Avignon. Drive to Marseille and fly to London Heathrow, arriving at c. 12.30pm.
Dr Alexandra Gajewski
Specialist in mediaeval architecture. She read Art History at Münster University, Germany, followed by a PhD in Gothic architecture in northern Burgundy from the Courtauld Institute of Art. She has lectured at the Courtauld, at Birkbeck College and at the University of Michigan, Ann Arbor.
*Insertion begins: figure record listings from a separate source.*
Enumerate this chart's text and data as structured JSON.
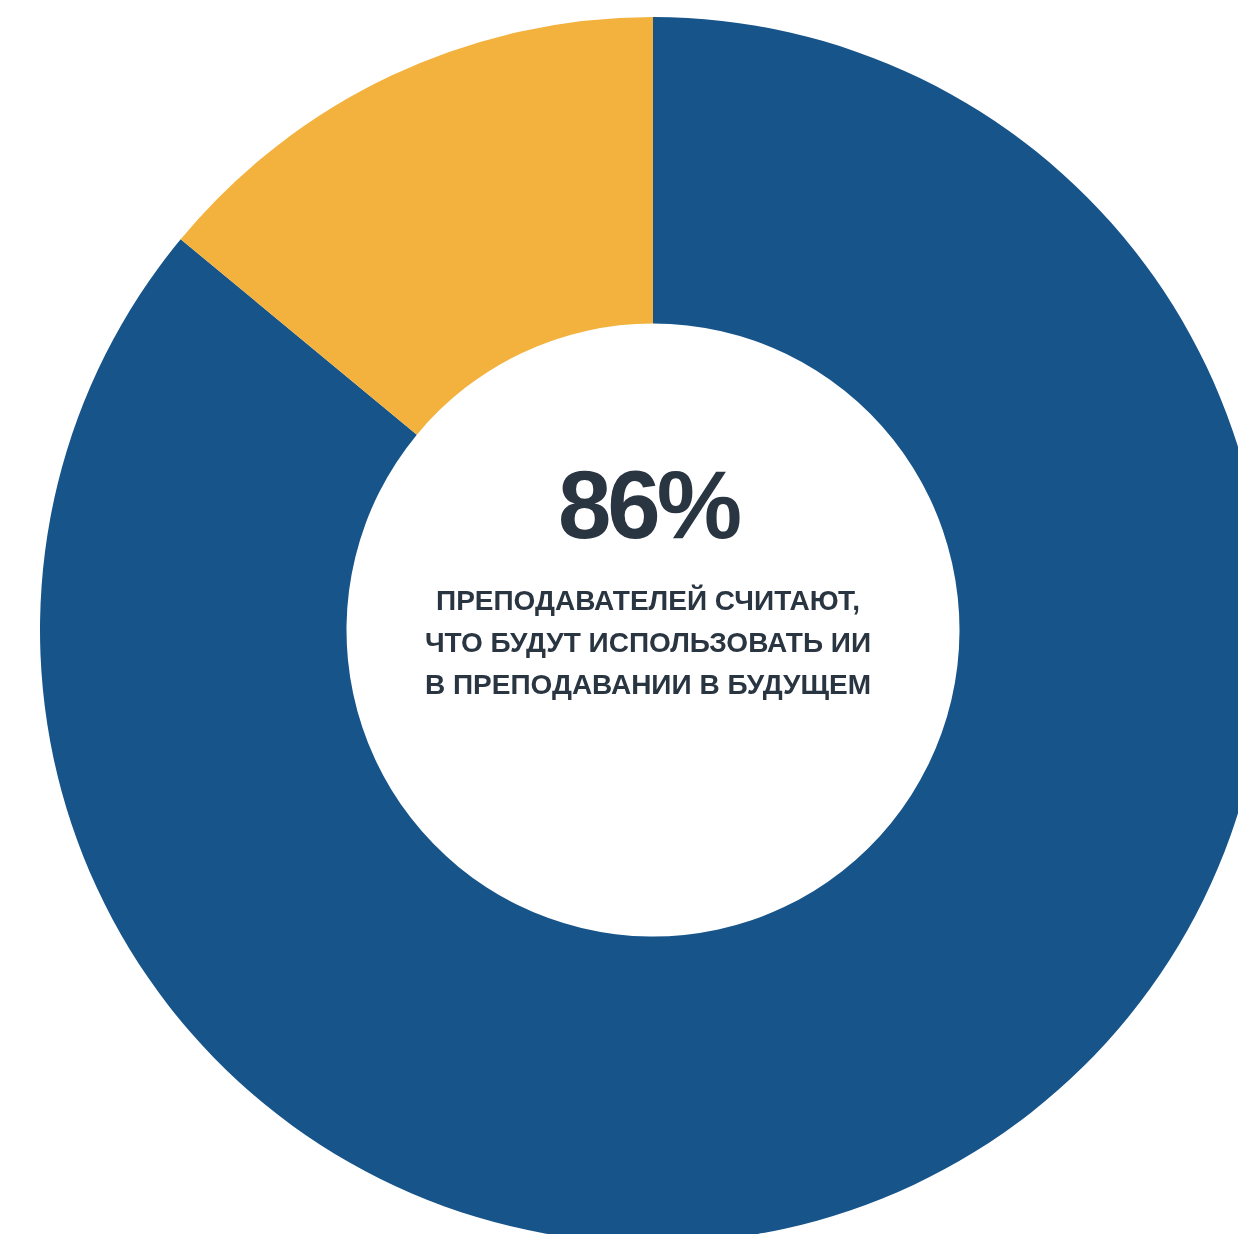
{
  "chart_data": {
    "type": "donut",
    "categories": [
      null,
      null
    ],
    "values": [
      86,
      14
    ],
    "colors": [
      "#16548a",
      "#f3b13d"
    ],
    "value_labels": [
      "86%",
      null
    ],
    "annotations": [
      "ПРЕПОДАВАТЕЛЕЙ СЧИТАЮТ,\nЧТО БУДУТ ИСПОЛЬЗОВАТЬ ИИ\nВ ПРЕПОДАВАНИИ В БУДУЩЕМ"
    ]
  }
}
She has just completed a European project at the Centro de Ciencias Humanas y Sociales in Madrid, where she was part of a research team investigating ‘The Roles of Women as Makers of Medieval Art and Architecture’. She is Reviews Editor of the Burlington Magazine. Twitter: @AKMGajewski | Instagram: @akmgajewski
Price, per person
Two sharing: £2,980 or £2,740 without flights. Single occupancy: £3,400 or £3,160 without flights.
Flights (Euro Traveller) with British Airways (aircraft: Airbus A319); travel by private coach throughout; hotel accommodation as described below; breakfasts and five dinners with wine, water and coffee; all admissions; all tips; all taxes; the services of the lecturer and tour manager; hire of radio guides for better audibility of the lecturer.
A ticket to a concert is included, costing c. £20. Tickets are confirmed in autumn 2019.
Hôtel d’Europe, Avignon: central 5-star hotel in a former 16th-cent. residence.
Quite a lot of walking is involved, particularly in the town centres. The tour is not suitable for anyone who has difficulties with everyday walking and stairclimbing. Average distance by coach per day: 44 miles.
Between 10 and 22 participants.
Before booking, please refer to the FCO website to ensure you are happy with the travel advice for the destination(s) you are visiting: www.gov.uk/foreign-travel-advice.